The sentence is the operating thesis of Yoshi Labs, the Davao studio Intes founded after returning from a three-year detour in Canada that included Port Hardy, a Calgary sales floor, and a year managing a team at Neo Financial. He came back to the Philippines in late 2023 to build for the country he is from. The early year was hospitality — Bleuspace, the short-term rental operation his brother runs in Davao. The studio came after, in 2025, when the bet got more specific.
The bet is that the software being built in the Philippines today is being built for the wrong reader. Most of it is built for a human with a browser and a touchscreen, with menus to click through and forms to fill out. Intes' argument is that within twenty-four months, more of that software will be operated by AI agents on the user's behalf than by the user directly. A restaurant's website won't be visited; it will be queried. A clinic's booking flow won't be navigated; it will be invoked. The studio's work is the architectural consequence of that argument.
Yoshi Labs builds, today, three things. Tessera — an AI-native website pipeline that ships sites architected to be both human-readable and machine-readable, with structured data, llms.txt, schema.org, and an optional per-business MCP server. Bleuspace OS — the operations platform behind the family STR business, which is being upgraded into a multi-tenant property-management system designed for other operators to bring their own agents. And a small line of custom builds for clients who want their core system architected from scratch for AI access. The pricing for the Tessera tier — twenty thousand pesos to ship a site, two thousand a month to maintain it — is calibrated to where Philippine SME budgets actually sit, not where Silicon Valley quotes start.
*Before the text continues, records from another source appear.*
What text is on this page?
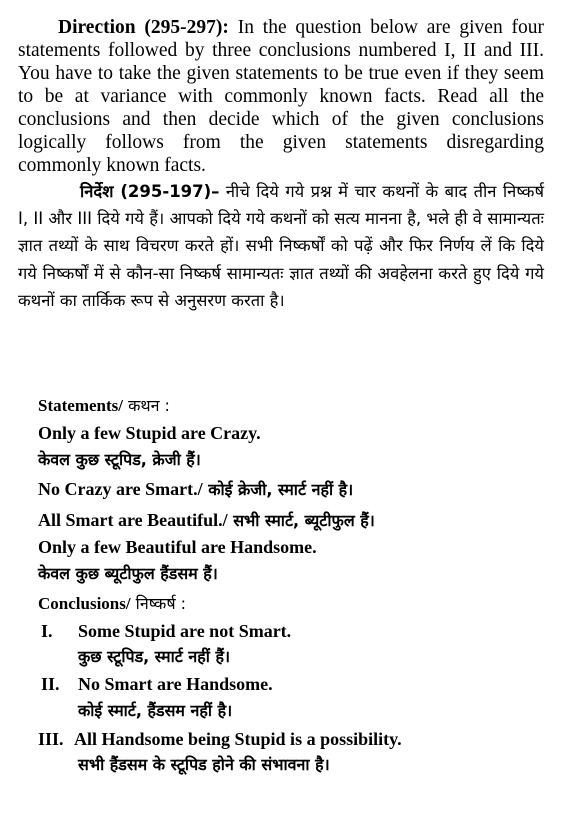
Direction (295-297): In the question below are given four statements followed by three conclusions numbered I, II and III. You have to take the given statements to be true even if they seem to be at variance with commonly known facts. Read all the conclusions and then decide which of the given conclusions logically follows from the given statements disregarding commonly known facts.
निर्देश (295-197)– नीचे दिये गये प्रश्न में चार कथनों के बाद तीन निष्कर्ष I, II और III दिये गये हैं। आपको दिये गये कथनों को सत्य मानना है, भले ही वे सामान्यतः ज्ञात तथ्यों के साथ विचरण करते हों। सभी निष्कर्षों को पढ़ें और फिर निर्णय लें कि दिये गये निष्कर्षों में से कौन-सा निष्कर्ष सामान्यतः ज्ञात तथ्यों की अवहेलना करते हुए दिये गये कथनों का तार्किक रूप से अनुसरण करता है।
Statements/ कथन :
Only a few Stupid are Crazy.
केवल कुछ स्टूपिड, क्रेजी हैं।
No Crazy are Smart./ कोई क्रेजी, स्मार्ट नहीं है।
All Smart are Beautiful./ सभी स्मार्ट, ब्यूटीफुल हैं।
Only a few Beautiful are Handsome.
केवल कुछ ब्यूटीफुल हैंडसम हैं।
Conclusions/ निष्कर्ष :
I. Some Stupid are not Smart.
कुछ स्टूपिड, स्मार्ट नहीं हैं।
II. No Smart are Handsome.
कोई स्मार्ट, हैंडसम नहीं है।
III. All Handsome being Stupid is a possibility.
सभी हैंडसम के स्टूपिड होने की संभावना है।
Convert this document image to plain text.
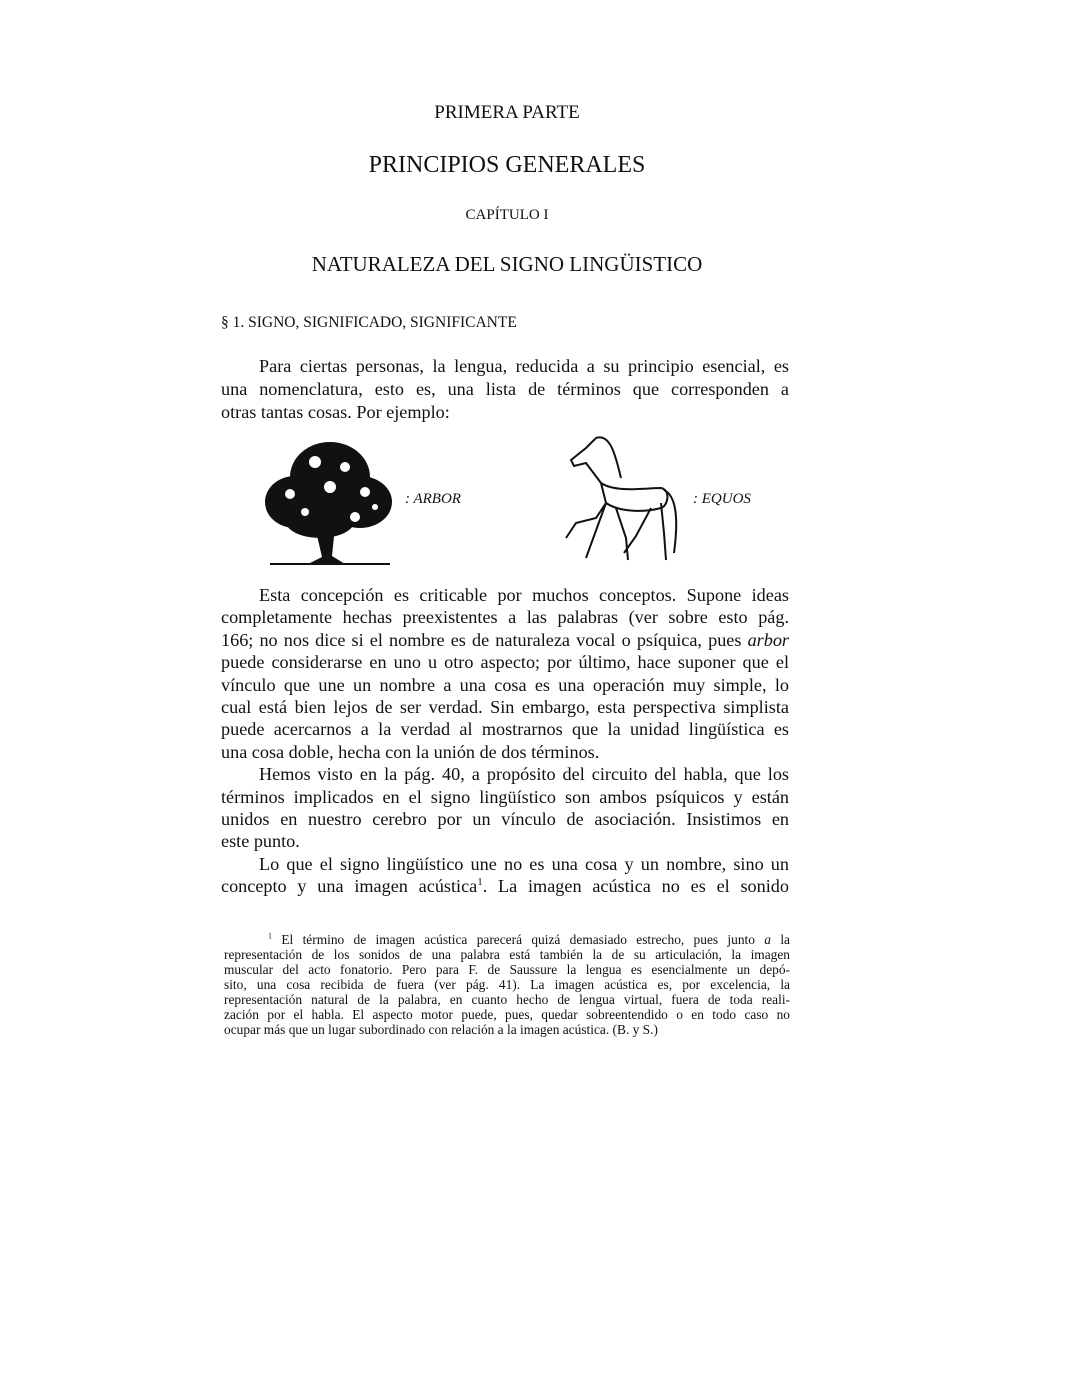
PRIMERA PARTE
PRINCIPIOS GENERALES
CAPÍTULO I
NATURALEZA DEL SIGNO LINGÜISTICO
§ 1. SIGNO, SIGNIFICADO, SIGNIFICANTE
Para ciertas personas, la lengua, reducida a su principio esencial, es
una nomenclatura, esto es, una lista de términos que corresponden a
otras tantas cosas. Por ejemplo:
: ARBOR	: EQUOS
Esta concepción es criticable por muchos conceptos. Supone ideas
completamente hechas preexistentes a las palabras (ver sobre esto pág.
166; no nos dice si el nombre es de naturaleza vocal o psíquica, pues arbor
puede considerarse en uno u otro aspecto; por último, hace suponer que el
vínculo que une un nombre a una cosa es una operación muy simple, lo
cual está bien lejos de ser verdad. Sin embargo, esta perspectiva simplista
puede acercarnos a la verdad al mostrarnos que la unidad lingüística es
una cosa doble, hecha con la unión de dos términos.
Hemos visto en la pág. 40, a propósito del circuito del habla, que los
términos implicados en el signo lingüístico son ambos psíquicos y están
unidos en nuestro cerebro por un vínculo de asociación. Insistimos en
este punto.
Lo que el signo lingüístico une no es una cosa y un nombre, sino un
concepto y una imagen acústica$^1$. La imagen acústica no es el sonido
$^1$ El término de imagen acústica parecerá quizá demasiado estrecho, pues junto a la
representación de los sonidos de una palabra está también la de su articulación, la imagen
muscular del acto fonatorio. Pero para F. de Saussure la lengua es esencialmente un depó-
sito, una cosa recibida de fuera (ver pág. 41). La imagen acústica es, por excelencia, la
representación natural de la palabra, en cuanto hecho de lengua virtual, fuera de toda reali-
zación por el habla. El aspecto motor puede, pues, quedar sobreentendido o en todo caso no
ocupar más que un lugar subordinado con relación a la imagen acústica. (B. y S.)
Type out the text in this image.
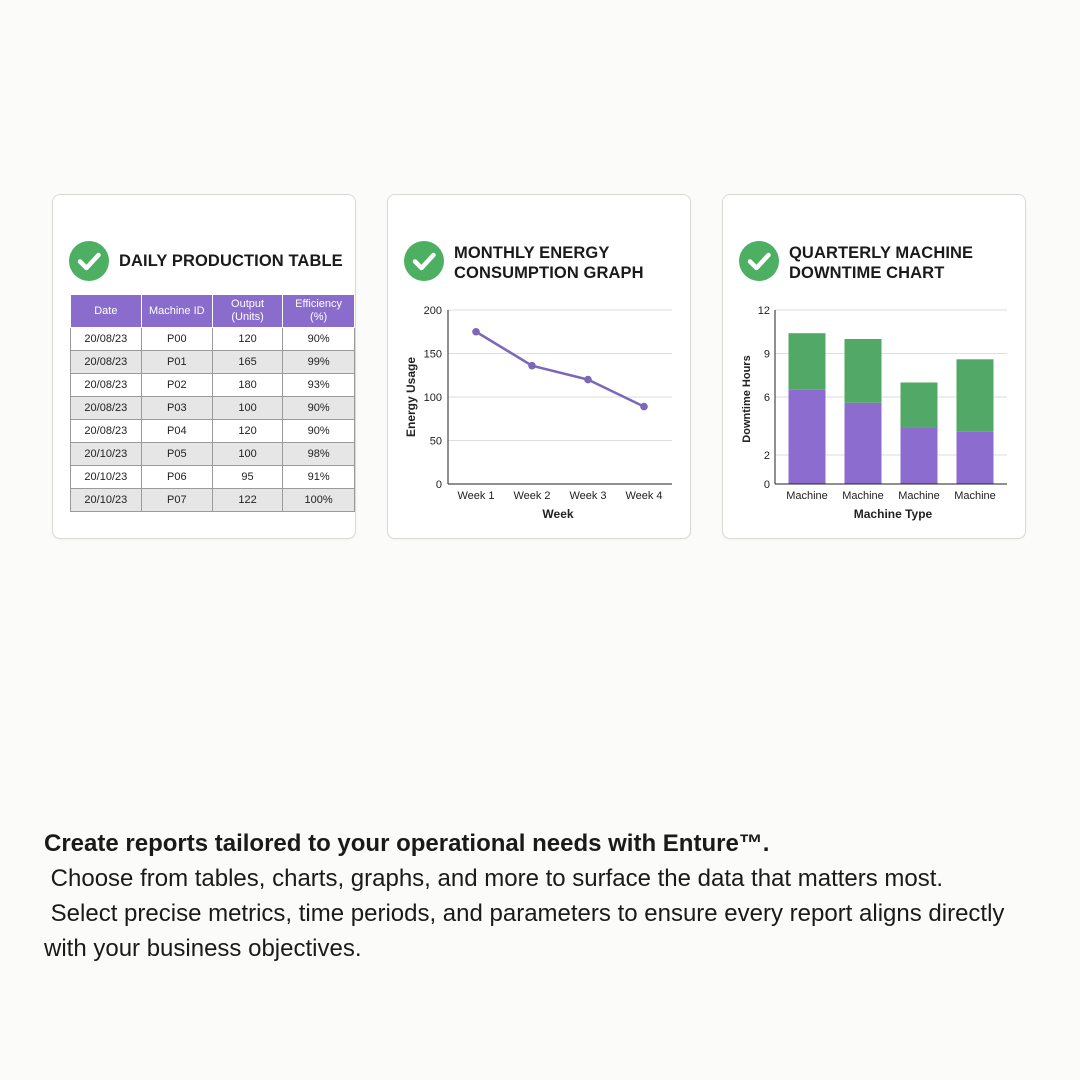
DAILY PRODUCTION TABLE
Date	Machine ID	Output (Units)	Efficiency (%)
20/08/23	P00	120	90%
20/08/23	P01	165	99%
20/08/23	P02	180	93%
20/08/23	P03	100	90%
20/08/23	P04	120	90%
20/10/23	P05	100	98%
20/10/23	P06	95	91%
20/10/23	P07	122	100%
MONTHLY ENERGY CONSUMPTION GRAPH
0
50
100
150
200
Week 1 Week 2 Week 3 Week 4
Week
Energy Usage
QUARTERLY MACHINE DOWNTIME CHART
0
2
6
9
12
Machine Machine Machine Machine
Machine Type
Downtime Hours
Create reports tailored to your operational needs with Enture™.
Choose from tables, charts, graphs, and more to surface the data that matters most.
Select precise metrics, time periods, and parameters to ensure every report aligns directly with your business objectives.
Intes is not the first Filipino to come home from abroad to start a tech business. The diaspora-return story has been a Manila story for two decades — Coins.ph, Kumu, Pickup Coffee all have it somewhere in their founding. What is unusual about the Yoshi Labs version is the geography and the framing. Davao, not Manila. AI-native architecture, not AI-decorated marketing. The thesis is specific enough that most local clients ask him to explain it twice. That is, he said, a sign he is doing the right work — the kind of work that needs explaining now is the kind that becomes obvious in three years.
"We're early," Intes said, sitting in the studio's main room, which is also his apartment's main room — Yoshi Labs is, for now, a two-person studio working out of a converted condo in Lanang. "The clients we pitch don't know what an MCP server is. They don't need to. What they need is a website that the next ChatGPT, the next Claude, the next Gemini can find, read, and book through. We sell the outcome. The architecture is the means."
What he is selling, in market terms, is a kind of futureproofing. The first generation of websites was built for browsing. The second was built for SEO. The third — Yoshi Labs' bet — is being built for agent calls. The studio's earliest Tessera builds were small Davao businesses; the most recent client list extends to Cebu, Manila, and one design studio in Toronto. The Bleuspace OS upgrade, planned for shipping mid-2026, will be the first Philippine property-management system to expose an MCP interface that other operators can plug their own AI assistants into.
Whether the thesis holds — whether "AI-native" beats "AI-decorated" — will not be settled by Yoshi Labs alone. But the early signal in Davao is that the businesses paying for it are the businesses thinking three steps ahead. The publication you are reading right now, for example, is built by the same shop.